Lucas Barrios salió corriendo en cuanto
estuvo seguro de que los dos seres con cabeza de metal estaban en las
escaleras. Recorrió el descansillo y pudo verles en el primer tramo de
escaleras al tercer piso: allí lanzó el dispositivo. Los dos seres se giraron y
lo “miraron”: las dos luces se pusieron de un color mucho más intenso y dentro
de las cajas metálicas sonaron ruidos de engranajes y chasquidos mecánicos.
El dispositivo, que Lucas llamaba
“trampa cuántica”, se activó al cabo de unos segundos, cuando el mecanismo
interior se cargó. Se creó una especie de red cuántica al pie de las escaleras,
que impedía el paso de cualquier ser, ya fuera orgánico o mecánico. La red
cuántica, de color azul y semejante a una malla de rombos, atrapó a medias a
uno de los seres, el de la luz verde en la “cara”: el individuo se agitó y
sacudió, presa de las descargas cuánticas. El segundo ser de cabeza de caja se
quedó detrás, comprendiendo que no podría pasar por allí.
Lucas no se quedó a ver qué les pasaba a
los dos “cabeza de caja”: bajó las escaleras corriendo como si le pagaran por
ello. Cuando llegó al final de la escalera, al bajo, miró hacia arriba, permitiéndose
un momento para ver el estado de sus perseguidores.
Así fue cómo vio el salto del “cabeza de
caja” que estaba libre, el de la luz roja. Como la red cuántica impedía el paso
por las escaleras, desde el pasamanos hasta la pared, el ser medio mecánico
había saltado por el hueco de la escalera, aterrizando al fondo con un fuerte
golpe, doblando las rodillas, manteniendo el equilibrio y rompiendo las sucias
baldosas del suelo. A menos de dos metros de Lucas.

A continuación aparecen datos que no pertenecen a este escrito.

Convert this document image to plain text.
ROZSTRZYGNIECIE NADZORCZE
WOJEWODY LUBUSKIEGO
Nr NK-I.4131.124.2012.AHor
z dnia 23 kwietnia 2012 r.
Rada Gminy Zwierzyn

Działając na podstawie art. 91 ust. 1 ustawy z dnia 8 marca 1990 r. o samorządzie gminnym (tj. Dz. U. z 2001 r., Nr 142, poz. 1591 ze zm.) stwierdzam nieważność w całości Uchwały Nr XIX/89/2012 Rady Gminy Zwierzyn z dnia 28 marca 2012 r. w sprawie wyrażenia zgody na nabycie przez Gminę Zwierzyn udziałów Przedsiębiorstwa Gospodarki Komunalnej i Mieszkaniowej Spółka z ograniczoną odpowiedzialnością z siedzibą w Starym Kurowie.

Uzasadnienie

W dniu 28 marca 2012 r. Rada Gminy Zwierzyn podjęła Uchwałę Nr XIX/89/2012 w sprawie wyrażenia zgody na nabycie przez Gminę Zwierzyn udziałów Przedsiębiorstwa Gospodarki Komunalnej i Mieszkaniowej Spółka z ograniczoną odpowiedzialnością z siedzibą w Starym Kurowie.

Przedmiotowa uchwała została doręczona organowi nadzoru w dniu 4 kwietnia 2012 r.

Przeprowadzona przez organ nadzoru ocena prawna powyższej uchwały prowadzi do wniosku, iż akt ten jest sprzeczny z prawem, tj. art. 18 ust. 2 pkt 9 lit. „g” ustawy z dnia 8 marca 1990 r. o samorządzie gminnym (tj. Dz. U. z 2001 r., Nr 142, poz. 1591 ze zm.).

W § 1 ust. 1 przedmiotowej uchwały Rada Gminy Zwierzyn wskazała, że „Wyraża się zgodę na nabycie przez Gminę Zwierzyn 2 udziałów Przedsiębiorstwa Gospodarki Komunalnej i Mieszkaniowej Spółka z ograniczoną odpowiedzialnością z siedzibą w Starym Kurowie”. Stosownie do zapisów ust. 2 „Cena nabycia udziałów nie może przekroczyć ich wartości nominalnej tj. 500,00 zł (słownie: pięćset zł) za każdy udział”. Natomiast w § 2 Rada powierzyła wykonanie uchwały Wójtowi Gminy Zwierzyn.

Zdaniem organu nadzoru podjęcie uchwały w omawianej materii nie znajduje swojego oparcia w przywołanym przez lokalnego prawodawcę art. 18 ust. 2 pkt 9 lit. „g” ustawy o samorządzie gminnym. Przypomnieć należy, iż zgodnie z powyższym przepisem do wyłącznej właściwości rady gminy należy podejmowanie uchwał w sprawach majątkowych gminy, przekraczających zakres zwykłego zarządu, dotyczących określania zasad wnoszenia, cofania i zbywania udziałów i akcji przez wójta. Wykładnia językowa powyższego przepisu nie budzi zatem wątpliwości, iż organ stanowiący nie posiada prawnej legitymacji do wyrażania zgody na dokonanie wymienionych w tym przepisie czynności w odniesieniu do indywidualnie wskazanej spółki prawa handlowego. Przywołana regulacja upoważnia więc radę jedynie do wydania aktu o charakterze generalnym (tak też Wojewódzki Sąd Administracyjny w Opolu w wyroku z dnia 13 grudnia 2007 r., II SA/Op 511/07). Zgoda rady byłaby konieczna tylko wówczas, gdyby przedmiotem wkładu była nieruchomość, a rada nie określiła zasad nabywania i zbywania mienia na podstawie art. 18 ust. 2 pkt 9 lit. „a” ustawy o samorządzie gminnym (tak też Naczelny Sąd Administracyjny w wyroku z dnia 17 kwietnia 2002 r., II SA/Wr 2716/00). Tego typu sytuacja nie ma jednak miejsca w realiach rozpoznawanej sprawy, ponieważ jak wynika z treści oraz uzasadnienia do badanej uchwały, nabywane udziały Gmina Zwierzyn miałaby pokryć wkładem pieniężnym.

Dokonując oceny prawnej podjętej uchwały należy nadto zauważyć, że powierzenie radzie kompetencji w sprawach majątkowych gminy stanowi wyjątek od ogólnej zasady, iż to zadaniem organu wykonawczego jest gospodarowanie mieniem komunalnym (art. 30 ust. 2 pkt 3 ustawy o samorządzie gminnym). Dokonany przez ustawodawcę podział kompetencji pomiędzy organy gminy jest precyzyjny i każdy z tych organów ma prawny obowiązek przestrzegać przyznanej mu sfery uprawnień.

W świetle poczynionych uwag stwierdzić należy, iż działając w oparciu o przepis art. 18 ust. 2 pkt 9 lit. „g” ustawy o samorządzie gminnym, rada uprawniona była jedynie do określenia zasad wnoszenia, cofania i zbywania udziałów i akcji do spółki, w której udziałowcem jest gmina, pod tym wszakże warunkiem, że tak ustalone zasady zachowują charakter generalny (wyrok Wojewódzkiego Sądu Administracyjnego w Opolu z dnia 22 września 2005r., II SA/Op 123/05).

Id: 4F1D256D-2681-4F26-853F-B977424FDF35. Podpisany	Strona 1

- ¡¡Joder!! – soltó, asustado, dándose
la vuelta para correr. El ser “cabeza de caja” fue tras él, sin apuntarle con
la metralleta, agarrándole de un hombro. Lucas se giró, con ganas de
defenderse, atizándole con la mochila en un lado de la caja, logrando soltarse.
Rebuscó dentro, agarrando el pistón y golpeando con él al ente, con tan buena
suerte que le acertó en pleno cristal: éste se resquebrajo, sin llegar a
romperse ni caer trozos al suelo. La luz roja se apagó un poco, perdiendo
intensidad.
Lucas vio cómo el “cabeza de caja” se
movía haciendo círculos, desorientado. Palmeaba con las manos, tratando de
atraparle o de hacerse una idea de dónde estaba. Con un pie golpeó la
metralleta, se agachó a por ella y la agarró con las dos manos. Lucas Barrios
salió corriendo por la puerta del portal, a la ardiente calle, mientras el
“cabeza de caja” empezaba a disparar, sin apuntar, a ciegas, en todas
direcciones. Desde la calle escuchó el tableteo del arma y los impactos en el
hormigón.
- ¡¡Me voy a cargar a Darío cuando lo
encuentre!! – dijo cabreado, al llegar al Twingo. Se había gastado una pasta en
modificaciones: ahora era blindado y esperaba estar a salvo allí dentro. Lo
arrancó y salió pitando de allí, recordándose que debía llevar siempre las
pistolas de aire comprimido en la mochila.